Menhaden, the little fish that could—won’t

Menhaden in New York waters. Photo: Artie Raslich/Gotham Whale

Menhaden in New York waters. Photo: Artie Raslich/Gotham Whale

Menhaden, the little fish that could, can’t. I mean, they can but they won’t. Because as of a few days ago, they’re not allowed to. This week they got another bad break from fisheries managers. Let me explain.

The fish is called “the most important fish in the sea” because it feeds so many whales, dolphins, shearwaters, herons, terns, gannets, bluefish, striped bass, tunas, et cetera, et cetera all along the U.S. Atlantic coast.

They’d been deeply depleted. But recently they’ve been recovering, spectacularly, since fisheries managers applied modest catch cuts five years ago. The one commercial fishing company that catches billions of them was pressing to undo the catch reduction.

We’d earlier asked you to write to the fisheries agency, telling them you want the recovery to continue, you want no catch increase, and you want a shift in management so that fisheries managers must consider natural predators before they set catch amounts. Many thousands of you responded well. The fisheries agency did not.

The fisheries agency is called the Atlantic States Marine Fisheries Commission. It’s made up of state-agency fisheries managers from the states along the U.S. East Coast.

Menhaden off Montauk, New York. Photo: Carl Safina

Menhaden off Montauk, New York. Photo: Carl Safina

So what do the fisheries managers manage? They manage to ignore their own success. Five years ago they put a cap on the catch for the first time. That cap was 12 percent less than the catch had been. That modest reduction was very successful in prompting a recovery so noticeable that, as one fisherman put it, “Even a blind man can see it.” But here’s what the managers just managed to do: they just increased the fishing limit by 8 percent. That is an increase of 216,000 metric tons of a fish that weighs about half a pound. We are talking hundreds of millions of fish. That increase wipes out most of the previous cut, and jeopardizes the whole recovery, and takes millions and millions of fish out of the mouths of whales, dolphins, seabirds, fin-fishes, and sharks.

Not to learn from one’s mistakes is unwise.
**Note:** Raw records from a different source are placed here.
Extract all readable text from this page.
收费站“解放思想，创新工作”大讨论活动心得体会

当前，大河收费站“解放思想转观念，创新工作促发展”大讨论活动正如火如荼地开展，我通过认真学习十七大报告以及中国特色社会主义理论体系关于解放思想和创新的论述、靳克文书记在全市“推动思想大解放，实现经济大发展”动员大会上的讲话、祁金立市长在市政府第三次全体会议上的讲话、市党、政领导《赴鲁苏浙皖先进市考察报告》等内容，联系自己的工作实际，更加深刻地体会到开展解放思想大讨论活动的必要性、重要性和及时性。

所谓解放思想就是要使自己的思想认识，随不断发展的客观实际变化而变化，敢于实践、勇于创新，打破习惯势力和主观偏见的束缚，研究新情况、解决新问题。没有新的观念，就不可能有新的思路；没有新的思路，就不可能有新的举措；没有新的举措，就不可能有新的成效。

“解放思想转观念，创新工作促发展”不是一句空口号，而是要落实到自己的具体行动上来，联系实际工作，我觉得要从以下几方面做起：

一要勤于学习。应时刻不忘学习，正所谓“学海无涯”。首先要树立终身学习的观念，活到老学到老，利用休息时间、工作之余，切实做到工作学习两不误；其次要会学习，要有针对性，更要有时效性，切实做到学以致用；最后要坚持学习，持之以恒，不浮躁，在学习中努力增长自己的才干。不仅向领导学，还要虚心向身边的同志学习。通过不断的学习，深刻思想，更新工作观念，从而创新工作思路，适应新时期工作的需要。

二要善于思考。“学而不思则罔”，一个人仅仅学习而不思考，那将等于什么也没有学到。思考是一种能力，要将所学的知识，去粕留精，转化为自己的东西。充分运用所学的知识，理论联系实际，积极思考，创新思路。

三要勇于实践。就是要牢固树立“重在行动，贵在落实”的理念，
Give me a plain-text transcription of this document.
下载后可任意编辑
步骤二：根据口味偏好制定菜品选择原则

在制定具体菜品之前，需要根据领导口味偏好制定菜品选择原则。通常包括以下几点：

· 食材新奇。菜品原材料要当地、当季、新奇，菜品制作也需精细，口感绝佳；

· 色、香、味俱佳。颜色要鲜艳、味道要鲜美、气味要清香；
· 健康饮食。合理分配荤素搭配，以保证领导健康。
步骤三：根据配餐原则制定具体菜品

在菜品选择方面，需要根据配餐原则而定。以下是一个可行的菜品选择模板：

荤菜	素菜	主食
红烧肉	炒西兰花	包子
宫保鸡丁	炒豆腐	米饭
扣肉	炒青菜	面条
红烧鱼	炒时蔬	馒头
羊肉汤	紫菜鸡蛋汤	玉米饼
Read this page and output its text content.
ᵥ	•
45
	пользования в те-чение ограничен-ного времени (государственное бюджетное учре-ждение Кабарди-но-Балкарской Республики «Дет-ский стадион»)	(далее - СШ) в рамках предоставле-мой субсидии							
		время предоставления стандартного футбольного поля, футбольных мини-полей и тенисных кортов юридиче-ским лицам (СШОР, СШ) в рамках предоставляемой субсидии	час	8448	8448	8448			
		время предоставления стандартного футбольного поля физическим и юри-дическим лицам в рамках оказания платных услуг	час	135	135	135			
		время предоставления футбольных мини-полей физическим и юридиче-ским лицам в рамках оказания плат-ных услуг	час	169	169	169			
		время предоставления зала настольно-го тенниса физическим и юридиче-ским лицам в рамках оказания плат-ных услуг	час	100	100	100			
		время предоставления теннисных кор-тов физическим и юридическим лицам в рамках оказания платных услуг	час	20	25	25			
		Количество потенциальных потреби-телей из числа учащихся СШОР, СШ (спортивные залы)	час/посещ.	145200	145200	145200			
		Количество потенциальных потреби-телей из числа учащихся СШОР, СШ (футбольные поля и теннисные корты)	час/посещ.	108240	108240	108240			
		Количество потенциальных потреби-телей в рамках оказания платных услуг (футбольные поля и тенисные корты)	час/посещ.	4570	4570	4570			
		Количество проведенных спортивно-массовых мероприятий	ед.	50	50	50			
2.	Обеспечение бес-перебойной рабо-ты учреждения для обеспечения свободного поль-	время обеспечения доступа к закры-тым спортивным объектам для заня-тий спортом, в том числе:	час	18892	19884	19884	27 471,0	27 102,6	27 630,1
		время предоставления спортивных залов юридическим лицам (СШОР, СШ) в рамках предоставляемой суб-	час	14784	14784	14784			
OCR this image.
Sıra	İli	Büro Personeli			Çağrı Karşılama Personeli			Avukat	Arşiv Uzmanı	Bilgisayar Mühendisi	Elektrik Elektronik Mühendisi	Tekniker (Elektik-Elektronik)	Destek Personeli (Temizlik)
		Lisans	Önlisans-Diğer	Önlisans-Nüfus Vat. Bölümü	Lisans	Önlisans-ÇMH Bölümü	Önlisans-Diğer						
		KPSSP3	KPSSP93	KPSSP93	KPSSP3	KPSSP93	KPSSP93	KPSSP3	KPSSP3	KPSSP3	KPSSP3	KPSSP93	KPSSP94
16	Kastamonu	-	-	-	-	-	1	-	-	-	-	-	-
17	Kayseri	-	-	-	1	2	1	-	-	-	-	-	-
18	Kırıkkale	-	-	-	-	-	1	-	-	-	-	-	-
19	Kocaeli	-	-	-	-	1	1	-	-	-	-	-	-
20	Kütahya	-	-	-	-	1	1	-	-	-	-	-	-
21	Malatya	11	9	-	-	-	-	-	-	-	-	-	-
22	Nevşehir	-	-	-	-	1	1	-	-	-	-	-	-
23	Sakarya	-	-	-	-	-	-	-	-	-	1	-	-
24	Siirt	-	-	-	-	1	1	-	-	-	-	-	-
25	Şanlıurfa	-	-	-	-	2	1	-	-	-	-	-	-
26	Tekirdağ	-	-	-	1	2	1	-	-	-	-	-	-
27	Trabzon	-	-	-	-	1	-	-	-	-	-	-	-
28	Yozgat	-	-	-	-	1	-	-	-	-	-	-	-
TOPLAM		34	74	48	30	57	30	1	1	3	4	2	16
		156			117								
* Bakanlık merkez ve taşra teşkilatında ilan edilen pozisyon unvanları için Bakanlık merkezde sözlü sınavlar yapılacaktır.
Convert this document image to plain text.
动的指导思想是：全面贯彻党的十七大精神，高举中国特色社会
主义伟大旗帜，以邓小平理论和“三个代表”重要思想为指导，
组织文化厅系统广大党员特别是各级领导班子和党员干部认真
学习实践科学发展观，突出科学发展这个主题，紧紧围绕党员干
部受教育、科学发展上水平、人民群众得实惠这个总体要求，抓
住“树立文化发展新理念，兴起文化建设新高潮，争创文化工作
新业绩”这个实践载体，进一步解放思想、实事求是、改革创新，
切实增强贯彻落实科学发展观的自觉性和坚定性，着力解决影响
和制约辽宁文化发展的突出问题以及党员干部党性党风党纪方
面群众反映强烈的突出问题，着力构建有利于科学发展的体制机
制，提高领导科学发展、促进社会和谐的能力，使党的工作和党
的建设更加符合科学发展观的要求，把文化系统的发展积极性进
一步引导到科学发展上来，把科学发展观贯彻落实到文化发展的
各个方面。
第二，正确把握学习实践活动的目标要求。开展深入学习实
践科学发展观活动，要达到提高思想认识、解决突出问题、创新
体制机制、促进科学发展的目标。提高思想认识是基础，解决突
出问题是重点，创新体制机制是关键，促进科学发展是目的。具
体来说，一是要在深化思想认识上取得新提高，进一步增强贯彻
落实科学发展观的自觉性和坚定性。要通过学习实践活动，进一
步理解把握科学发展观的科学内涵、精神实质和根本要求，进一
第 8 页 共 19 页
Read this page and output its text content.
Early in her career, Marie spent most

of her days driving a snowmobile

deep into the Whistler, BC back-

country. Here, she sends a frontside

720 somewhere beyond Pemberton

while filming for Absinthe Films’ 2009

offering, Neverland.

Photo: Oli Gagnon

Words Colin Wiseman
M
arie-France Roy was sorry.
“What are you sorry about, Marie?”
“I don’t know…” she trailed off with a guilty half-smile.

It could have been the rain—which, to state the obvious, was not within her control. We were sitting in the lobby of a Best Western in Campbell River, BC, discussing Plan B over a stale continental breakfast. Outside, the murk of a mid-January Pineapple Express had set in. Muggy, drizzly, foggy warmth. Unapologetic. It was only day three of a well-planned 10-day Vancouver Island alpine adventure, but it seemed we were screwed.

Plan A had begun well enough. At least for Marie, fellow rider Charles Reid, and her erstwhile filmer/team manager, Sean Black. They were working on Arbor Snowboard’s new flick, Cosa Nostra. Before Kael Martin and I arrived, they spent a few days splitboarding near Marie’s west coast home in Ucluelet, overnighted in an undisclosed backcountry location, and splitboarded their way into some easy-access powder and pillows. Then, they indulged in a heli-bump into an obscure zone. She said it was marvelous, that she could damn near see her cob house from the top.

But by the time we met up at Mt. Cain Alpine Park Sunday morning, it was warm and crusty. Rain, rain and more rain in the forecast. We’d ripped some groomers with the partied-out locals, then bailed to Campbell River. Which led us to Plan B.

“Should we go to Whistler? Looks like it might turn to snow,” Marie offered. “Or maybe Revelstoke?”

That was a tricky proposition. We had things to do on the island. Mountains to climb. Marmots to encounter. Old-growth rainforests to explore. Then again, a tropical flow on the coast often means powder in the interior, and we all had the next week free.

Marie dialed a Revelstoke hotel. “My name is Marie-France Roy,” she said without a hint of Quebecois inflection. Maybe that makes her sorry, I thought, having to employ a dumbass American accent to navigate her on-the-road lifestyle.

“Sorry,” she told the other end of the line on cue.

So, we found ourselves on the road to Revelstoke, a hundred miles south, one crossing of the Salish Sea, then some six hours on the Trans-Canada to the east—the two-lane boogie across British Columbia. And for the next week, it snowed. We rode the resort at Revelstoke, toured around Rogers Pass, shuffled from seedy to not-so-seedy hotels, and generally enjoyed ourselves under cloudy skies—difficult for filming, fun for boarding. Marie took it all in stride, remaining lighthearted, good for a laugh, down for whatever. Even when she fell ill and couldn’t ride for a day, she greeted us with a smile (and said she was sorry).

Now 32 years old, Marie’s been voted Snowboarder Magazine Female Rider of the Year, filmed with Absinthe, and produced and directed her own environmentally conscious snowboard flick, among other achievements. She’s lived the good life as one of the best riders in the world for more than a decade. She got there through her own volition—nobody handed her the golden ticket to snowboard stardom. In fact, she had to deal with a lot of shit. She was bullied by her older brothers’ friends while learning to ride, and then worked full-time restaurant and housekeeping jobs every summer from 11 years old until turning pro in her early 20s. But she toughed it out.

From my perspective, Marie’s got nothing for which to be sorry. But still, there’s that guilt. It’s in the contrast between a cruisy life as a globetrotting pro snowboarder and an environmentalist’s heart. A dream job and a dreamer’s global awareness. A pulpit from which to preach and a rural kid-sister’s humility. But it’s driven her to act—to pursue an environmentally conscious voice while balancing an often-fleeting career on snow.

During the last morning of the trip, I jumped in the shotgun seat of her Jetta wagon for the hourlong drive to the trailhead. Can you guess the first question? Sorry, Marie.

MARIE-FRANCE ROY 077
Failing to learn from one’s success takes truly determined backwardness.

They manage to vote against their own states’ interests. Even though each state gets a vote, Virginia gets 80 percent of the catch. Why? Because that’s how it’s been. And the fish they catch there are mostly juveniles, weighing only about a quarter of a pound. They catch them in the major nursery of striped bass, the most sought-after game and food fish of the mid-Atlantic states. Those billions of young fish get pulverized into farm-animal feeds, fertilizers, and oils for industrial manufacture of things like paint. (The industry was pressing for an increase of 20 percent! That should not surprise anyone, because for decades they’ve been the problem. They always want only one thing: more.)

The managers managed to ignore 158,000 public comments that overwhelmingly asked that the managers choose one of the options that their own scientists had developed. The managers managed to ignore 150 people who showed up in person to press that case. The option the people wanted would have considered the needs of all the wildlife that eat menhaden when determining how many fish humans could catch.

The managers managed to do one good thing. They cut the amount of fish allowed to be caught in the Chesapeake by nearly half. So that’s good; the increased catch will not come from Chesapeake Bay, which is the primary coast-wide nursery for menhaden and striped bass and other species.

Thanks to all of you who sent your letters to the Atlantic States Marine Fisheries Commission in support of greater protection for Atlantic menhaden.

The fight to implement intelligent ecological reference points continues! We will update you on when the next opportunity for comment arises. Thank you for your continued support of healthy oceans. Eventually our attempts will succeed and we will manage to manage the managers. After all, 158,000 commenters can’t be dismissed this easily. We’ll be back!